Nous avions, il faut le dire, perdu 8,000 hommes. Des corps se
trouvaient presque complètement privés d'officiers. Ainsi par exemple
dans le régiment des mobiles d'Ille-et-Vilaine, il ne restait en
officiers supérieurs que notre honorable collègue le colonel
Carron,
tous les autres étaient tués ou blessés. (...) C'était, si non une
victoire, du moins un combat glorieux dont l'armée et la population
parisienne avaient bien le droit d'être fiers."
(in "Enquête parlementaire sur l'insurrection du 18 mars",
"Déposition du général Ducrot") Cette
sortie de Champigny sera la dernière tentative de briser l'encerclement de
Paris, dont la capitulation semble désormais inévitable.
Le régiment sera licencié le 20 Mars 1871. Carron sera
décoré de la Légion d'Honneur (in "Revue de Bretagne et de Vendée")
:
"Dans les gardes mobiles d'Ille-et-Vilaine, il faut citer
le colonel Carron, qui, après le combat du 2 décembre, avait fait valoir, dans
son rapport, les mérites de ses soldats en oubliant les siens ; mais le
ministre de la guerre s'en est souvenu, il a voulu récompenser lui-même le
colonel Carron, et c'est en l'embrassant qu'il lui a remis la croix."
Il est décoré le 7 Janvier 1871. Carron sera
licencié le 7 Mars suivant (le régiment l'étant le 20).
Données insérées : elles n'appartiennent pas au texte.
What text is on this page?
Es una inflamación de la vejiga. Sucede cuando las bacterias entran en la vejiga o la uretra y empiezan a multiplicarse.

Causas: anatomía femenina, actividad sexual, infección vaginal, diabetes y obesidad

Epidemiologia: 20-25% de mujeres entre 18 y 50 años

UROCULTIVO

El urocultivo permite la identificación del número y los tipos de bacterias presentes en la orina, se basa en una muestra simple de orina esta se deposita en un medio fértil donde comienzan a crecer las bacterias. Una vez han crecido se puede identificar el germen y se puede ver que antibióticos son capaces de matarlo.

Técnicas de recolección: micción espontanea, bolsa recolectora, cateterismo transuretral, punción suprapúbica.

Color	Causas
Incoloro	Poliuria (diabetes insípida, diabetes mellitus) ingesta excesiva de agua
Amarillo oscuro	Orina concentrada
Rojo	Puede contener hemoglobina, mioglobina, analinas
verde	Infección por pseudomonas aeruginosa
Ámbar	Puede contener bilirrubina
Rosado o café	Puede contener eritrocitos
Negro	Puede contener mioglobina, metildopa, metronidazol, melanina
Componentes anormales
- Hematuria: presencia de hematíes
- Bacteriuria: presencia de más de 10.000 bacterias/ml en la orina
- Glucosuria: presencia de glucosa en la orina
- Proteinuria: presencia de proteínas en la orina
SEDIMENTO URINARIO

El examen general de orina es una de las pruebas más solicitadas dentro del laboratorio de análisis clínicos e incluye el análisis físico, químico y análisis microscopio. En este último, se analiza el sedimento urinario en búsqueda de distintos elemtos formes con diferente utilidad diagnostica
Il sera nommé Capitaine de Réserve au 12e Régiment de Hussards |
Après la guerre, on le retrouve
impliqué dans la vie politique de l'Assemblée. Il siégea à droite, et s'associa à toutes les motions des
conservateurs catholiques, notamment à une proposition de M.Fresneau
sur l'organisation du service religieux dans l'armée.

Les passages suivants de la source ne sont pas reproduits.